Los cuerpos de los que salían de bailar se dirigían a buscar el desagüe de la esquina y se dispersaban despacio hacia el bar o el salón de té, con un frotar de suelas. Toñuca y Marisol, que venían del salón de té, intentaban abrirse paso una detrás de otra, contra la corriente.

—Mira, por aquí —dijo Toñuca consiguiendo una pequeña brecha entre las espaldas de la gente—. ¿Me hace el favor?

Contra las paredes y las columnas, los grupos de los que estaban de pie defendían de los empellones una copa o un plato con almendras. Marisol se paró a pedirle fuego a unos muchachos.

—Tú —la llamó Toñuca, empinándose.

La vio venir con el pitillo encendido, volviéndose para atrás y hablando algo a aquellos chicos. Le preguntó que de qué los conocía.

—¿Yo? De nada. De que me han dado lumbre. Igual se vienen con nosotras, si nos quedamos aquí. Parecen simpáticos.

—Oye, ¿pero no querías ir al tocador?

—Que no, mujer, qué va. Era un pretexto para salir de ahí dentro. Qué amor le tenéis a ese salón de té. Esto está mucho más animado.

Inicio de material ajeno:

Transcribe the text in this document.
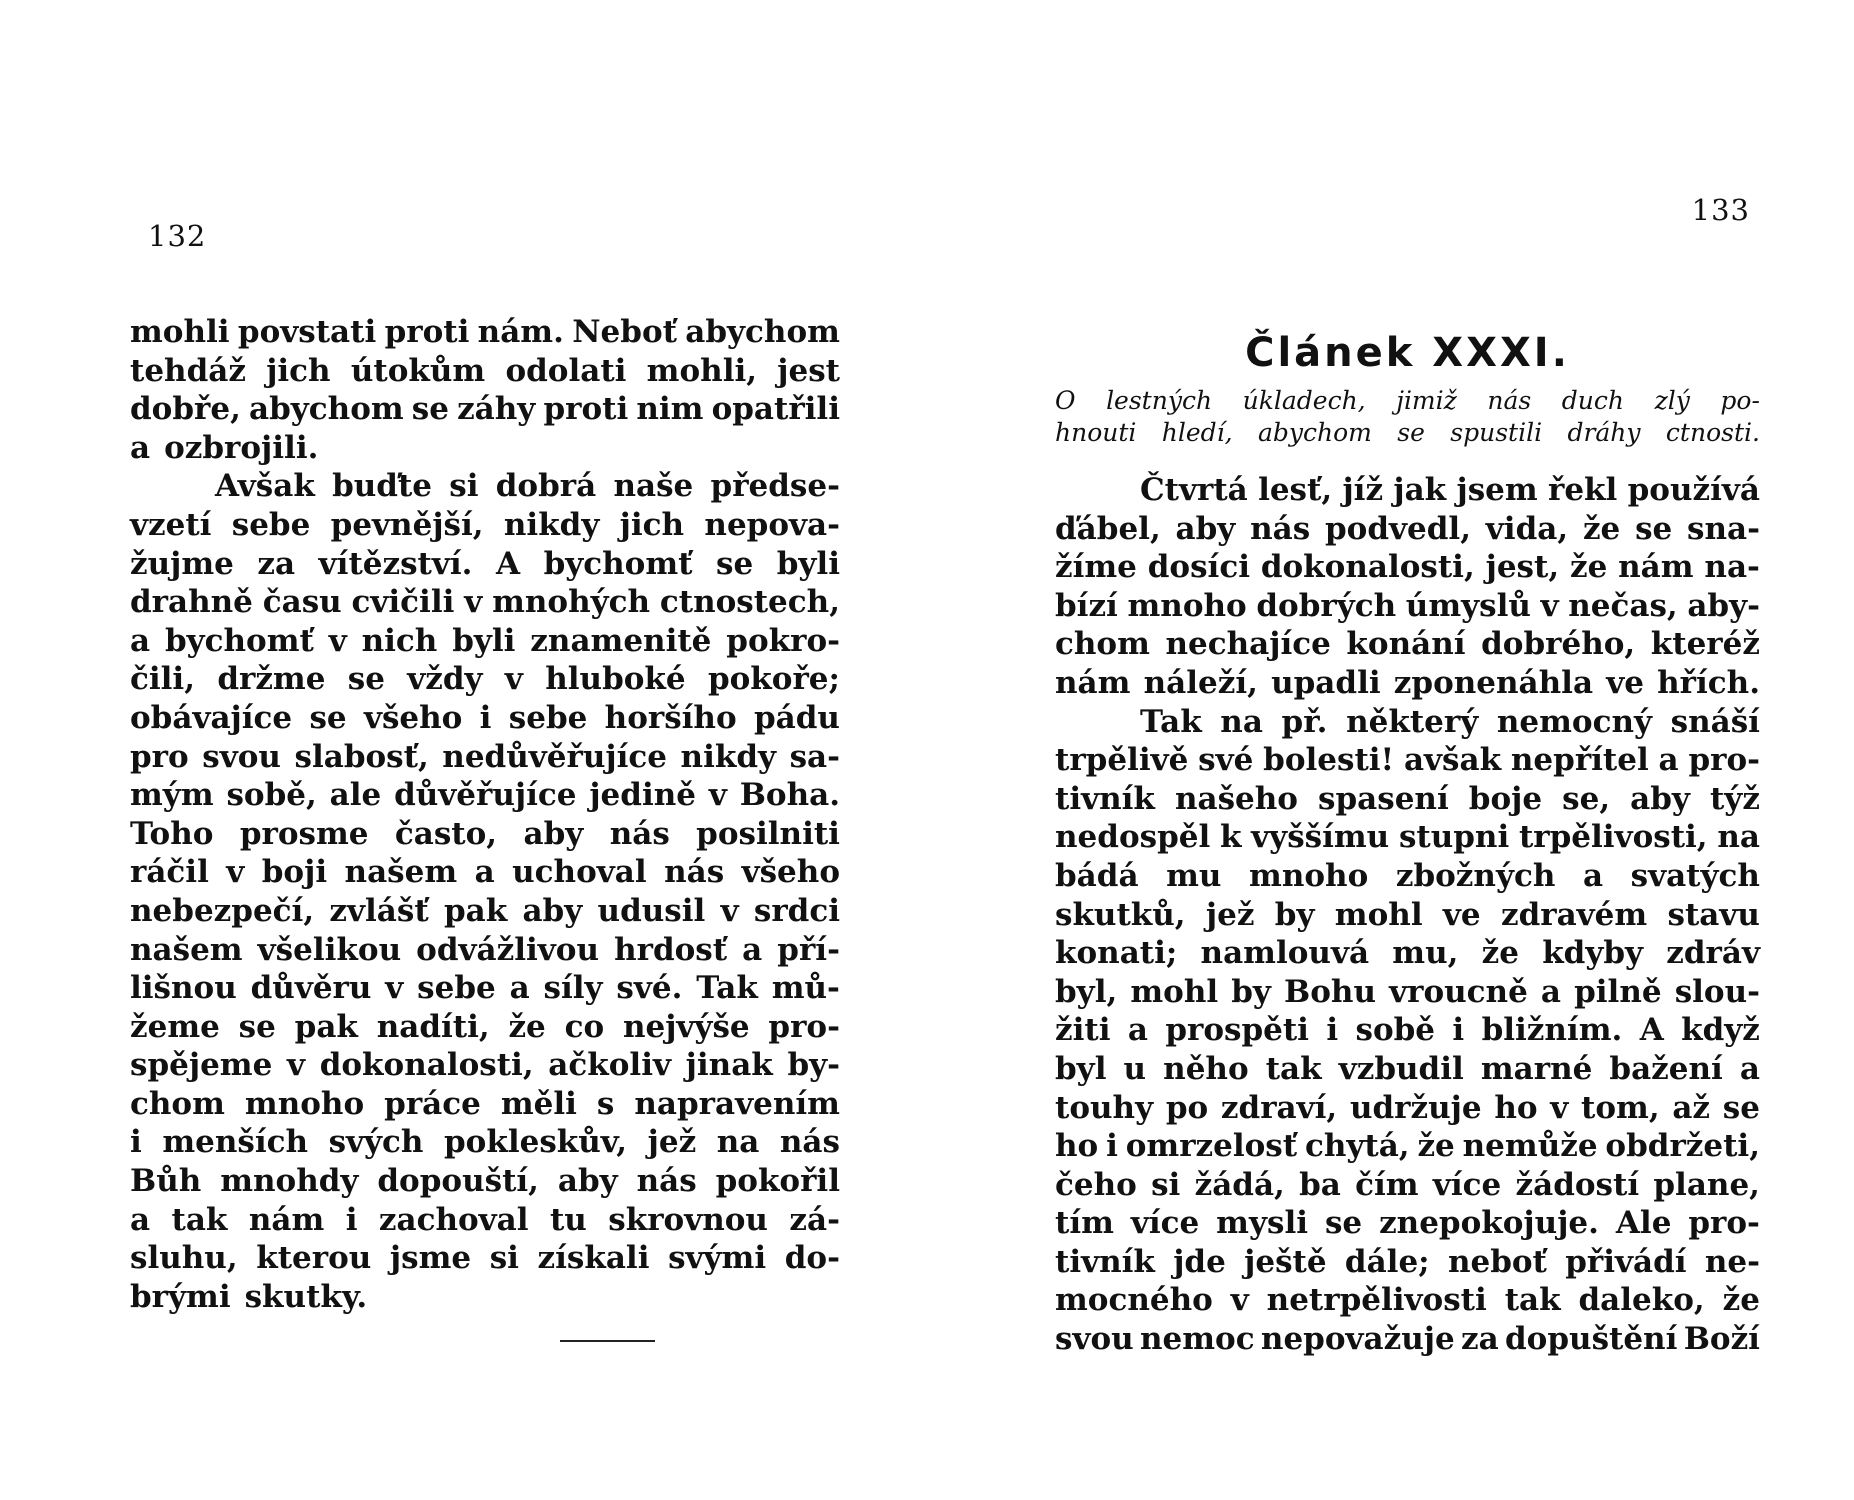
132
mohli povstati proti nám. Neboť abychom
tehdáž jich útokům odolati mohli, jest
dobře, abychom se záhy proti nim opatřili
a ozbrojili.
Avšak buďte si dobrá naše předse-
vzetí sebe pevnější, nikdy jich nepova-
žujme za vítězství. A bychomť se byli
drahně času cvičili v mnohých ctnostech,
a bychomť v nich byli znamenitě pokro-
čili, držme se vždy v hluboké pokoře;
obávajíce se všeho i sebe horšího pádu
pro svou slabosť, nedůvěřujíce nikdy sa-
mým sobě, ale důvěřujíce jedině v Boha.
Toho prosme často, aby nás posilniti
ráčil v boji našem a uchoval nás všeho
nebezpečí, zvlášť pak aby udusil v srdci
našem všelikou odvážlivou hrdosť a pří-
lišnou důvěru v sebe a síly své. Tak mů-
žeme se pak nadíti, že co nejvýše pro-
spějeme v dokonalosti, ačkoliv jinak by-
chom mnoho práce měli s napravením
i menších svých pokleskův, jež na nás
Bůh mnohdy dopouští, aby nás pokořil
a tak nám i zachoval tu skrovnou zá-
sluhu, kterou jsme si získali svými do-
brými skutky.
133
Článek XXXI.
O lestných úkladech, jimiž nás duch zlý po-
hnouti hledí, abychom se spustili dráhy ctnosti.
Čtvrtá lesť, jíž jak jsem řekl používá
ďábel, aby nás podvedl, vida, že se sna-
žíme dosíci dokonalosti, jest, že nám na-
bízí mnoho dobrých úmyslů v nečas, aby-
chom nechajíce konání dobrého, kteréž
nám náleží, upadli zponenáhla ve hřích.
Tak na př. některý nemocný snáší
trpělivě své bolesti! avšak nepřítel a pro-
tivník našeho spasení boje se, aby týž
nedospěl k vyššímu stupni trpělivosti, na
bádá mu mnoho zbožných a svatých
skutků, jež by mohl ve zdravém stavu
konati; namlouvá mu, že kdyby zdráv
byl, mohl by Bohu vroucně a pilně slou-
žiti a prospěti i sobě i bližním. A když
byl u něho tak vzbudil marné bažení a
touhy po zdraví, udržuje ho v tom, až se
ho i omrzelosť chytá, že nemůže obdržeti,
čeho si žádá, ba čím více žádostí plane,
tím více mysli se znepokojuje. Ale pro-
tivník jde ještě dále; neboť přivádí ne-
mocného v netrpělivosti tak daleko, že
svou nemoc nepovažuje za dopuštění Boží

Continuamente entraba gente nueva. Las muchachas recién llegadas fingían una altiva mirada circular como si buscasen a alguien, y hablaban unas con otras entre la confusión, sin avanzar. Dijo Toñuca que allí sin sentarse estaban como desairadas.

—Ay, chica, pero bailaremos, cuánto prejuicio tenéis. ¿No ves que a esa mesa de dentro no se atreven a acercarse? Si somos las mil y una niñas. ¿De dónde sacáis tantas amigas?

Toñuca no atendía ahora. Había puesto una cara sorprendida.

—Anda, si está ahí Manolo Torre.

—¿Quién?

—Nada, Manolo Torre, un chico que le gusta a Goyita.

—¿Cuál es?

—Ese de oscuro de la primera mesa. No mires tan descarado.

—¿Ese que mira ahora? Oye, qué mueble bizantino; está un rato bien el tío. ¿Y le conoces? Te dice no sé qué.

Toñuca le saludó con una sonrisa.

—Nada, me dice hola. No sé si entrar a contárselo a Goyita para que lo sepa.

—Déjalo, mujer, estate aquí conmigo hasta que vuelvan a tocar. ¿Es que no es de aquí ese chico?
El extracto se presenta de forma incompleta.